I ran my hand through my hair, holding a handful of it as I recalled. “Walter. My father went away a couple weeks later, and Walter spent the weekend teaching me how to swim. He wore this weird black suit that went from his knees to his neck.” I chuckled softly recalling how Walter had had me practice over and over in the shallow water until I felt confident enough to go in the deep end, and then he’d come with me and let me hang on his shoulders until I told him I was ready to let go. “Later that year, I taught my brother to swim anytime my father was away so when he eventually tossed him in the deep end, he swam like a little fish. My father was so proud,” I said, trying to sound ironic, but the statement came out with the true pride I felt. I had been proud of my brother and proud I’d secretly helped him avoid the terror and guilt I’d faced. And maybe I’d been looking for some small amount of redemption for Sport, though I hadn’t found it.
“It wasn’t your fault,” she said softly, seeming to know what I was thinking. “What your father did to you was an evil, awful thing to do to a little boy. I’m so sorry you experienced that.” She leaned forward and put her hand on my cheek, her expression gentle and filled with compassion. She’d done something similar at the restaurant—reached for me to provide comfort when she noticed me being shunned. Our gazes met and held. I’d been wrong about this little witch. Completely, utterly wrong. As I looked into her forgiving eyes, something inside me felt as if it unclenched and began to drift away.
I had surprised myself by telling her that story. Why had I when I rarely shared painful memories with anyone? Was it because, tonight at the restaurant, under the judgmental stares of all those eyes, she had made me feel like someone was on my side? Was it because she had come up with the idea of planning a party in an effort to help me elevate my social standing in people’s eyes for no reason other than she cared and thought she could do something to help? Or was it because I suddenly felt this unexpected friendship and understanding from my unpredictable wife?
Or was there some kind of spell floating on the mist tonight that would eventually dissipate?

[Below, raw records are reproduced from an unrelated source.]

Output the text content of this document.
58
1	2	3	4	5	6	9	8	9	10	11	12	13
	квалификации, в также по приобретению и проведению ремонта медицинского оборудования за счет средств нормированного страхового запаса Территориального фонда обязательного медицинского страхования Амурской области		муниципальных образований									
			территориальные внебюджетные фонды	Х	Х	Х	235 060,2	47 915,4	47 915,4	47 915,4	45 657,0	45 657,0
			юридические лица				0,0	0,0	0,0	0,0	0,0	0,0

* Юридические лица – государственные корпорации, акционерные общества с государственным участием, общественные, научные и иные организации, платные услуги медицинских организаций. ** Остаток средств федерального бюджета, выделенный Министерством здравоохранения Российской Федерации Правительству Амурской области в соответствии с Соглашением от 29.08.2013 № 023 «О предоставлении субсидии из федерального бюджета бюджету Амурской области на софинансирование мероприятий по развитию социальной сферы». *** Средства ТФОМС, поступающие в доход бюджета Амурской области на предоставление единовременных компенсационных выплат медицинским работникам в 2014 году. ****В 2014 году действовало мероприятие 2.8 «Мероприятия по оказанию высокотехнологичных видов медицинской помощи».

“Sweet, beautiful witch,” I murmured, pulling her down to me so I could kiss her. I wrapped my hands in her thick, silken hair as our lips met. She tensed very slightly but didn’t pull away, and I traced her lips with my tongue slowly until she opened for me. I pulled her closer and delved inside, exploring the wet, silken contours of her mouth, heat coiling through my body. When she finally began participating in earnest, I wanted to groan with satisfaction, but I didn’t dare do anything to break the spell I was willingly under and have her pull away.
I brought my hands down to run up and down her back, and after a few moments, I felt her muscles relax. Our first kiss had been harsh and challenging, our second ravenous yet tender, but this one was slow, sensual, as if our mouths were making love. I’d never experienced a kiss exactly like this one. It confused me almost as much as it aroused me. I hadn’t known there were new types of kisses to experience.